The proposed restructuring affects claims relating to the following in-scope debt with Powerlong as issuer or borrower:

• The New York law-governed 4% senior notes due July 2022 (ISIN: XS2368100033) with $4,105,000 outstanding;

• The New York law-governed 7 1/8% senior notes due November 2022 (ISIN: XS2078556342) with $20,652,000 outstanding;

• The New York law-governed 6.95% senior notes due July 2023 (ISIN: XS2030333384) with $18,515,000 outstanding;

• The New York law-governed 4% senior notes due July 2024 (ISIN: XS2500700633) with $183,220,506 outstanding;

• The New York law-governed 7 1/8% senior notes due January 2026 (ISIN: XS2500700716) with $266,210,950 outstanding;

• The New York law-governed 6.95% senior notes due December 2025 (ISIN: XS2647488878) with $389,440,450 outstanding;

• The New York law-governed 6¼% senior notes due August 2024 (ISIN: XS2213954766) with $500 million outstanding;

• The New York law-governed 5.95% senior notes due April 2025 (ISIN: XS2250030090) with $535 million outstanding;

• The New York law-governed 4.9% senior notes due May 2026 (ISIN: XS2341882913) with $200 million outstanding;

• The New York law-governed 6½% senior notes due August 2024 (with the outstanding amount redacted in the notice);

• The Hong Kong law-governed facility agreement dated July 8, 2019 for a dual-currency dual tranche term facility with CMB Wing Lung Bank Ltd. as agent (with the aggregate outstanding principal amount of the 2019 syndicated loan redacted);

• The Hong Kong law-governed facility agreement dated May 13, 2020 for term loan facilities with Industrial and Commercial Bank of China (Macau) Ltd. as agent (with the aggregate outstanding principal amount of the 2020 Macau syndicated loan redacted);

• The Hong Kong law-governed facility agreement dated June 30, 2020 for term loan facilities with Hongkong and Shanghai Banking Corp.
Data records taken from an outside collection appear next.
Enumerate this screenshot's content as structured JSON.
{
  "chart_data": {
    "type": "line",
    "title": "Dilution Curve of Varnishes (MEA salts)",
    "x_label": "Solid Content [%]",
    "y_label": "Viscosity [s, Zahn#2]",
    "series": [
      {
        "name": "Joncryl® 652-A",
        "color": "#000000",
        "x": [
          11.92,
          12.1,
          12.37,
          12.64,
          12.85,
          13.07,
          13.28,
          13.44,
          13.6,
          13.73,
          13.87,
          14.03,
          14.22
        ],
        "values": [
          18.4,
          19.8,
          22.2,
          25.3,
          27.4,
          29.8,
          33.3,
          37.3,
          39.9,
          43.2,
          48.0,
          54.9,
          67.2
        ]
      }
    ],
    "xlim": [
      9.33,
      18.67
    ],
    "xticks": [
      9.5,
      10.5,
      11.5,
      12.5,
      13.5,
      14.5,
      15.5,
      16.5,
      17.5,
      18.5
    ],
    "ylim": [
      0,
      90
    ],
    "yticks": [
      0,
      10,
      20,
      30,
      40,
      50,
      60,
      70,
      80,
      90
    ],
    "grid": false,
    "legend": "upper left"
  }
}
Ltd. as agent (with the aggregate outstanding principal amount of the 2020 HK syndicated loan redacted);

• The Hong Kong law-governed facility agreement dated Aug. 9, 2021 with respect to term loan facilities with HSBC as agent with the aggregate outstanding principal amount of the 2021 syndicated loan A redacted); and

• The Hong Kong law-governed syndicated loan B (of which the facility agreement date and outstanding amount were redacted).

As previously announced, Haitong International Securities Co. Ltd is Powerlong’s financial adviser, and Sidley Austin is its legal adviser.

Requests for information on the holistic solution can be directed to Haitong (+852 2848 4333; project.powerlong@htisec.com).

The real estate company is based in Hong Kong.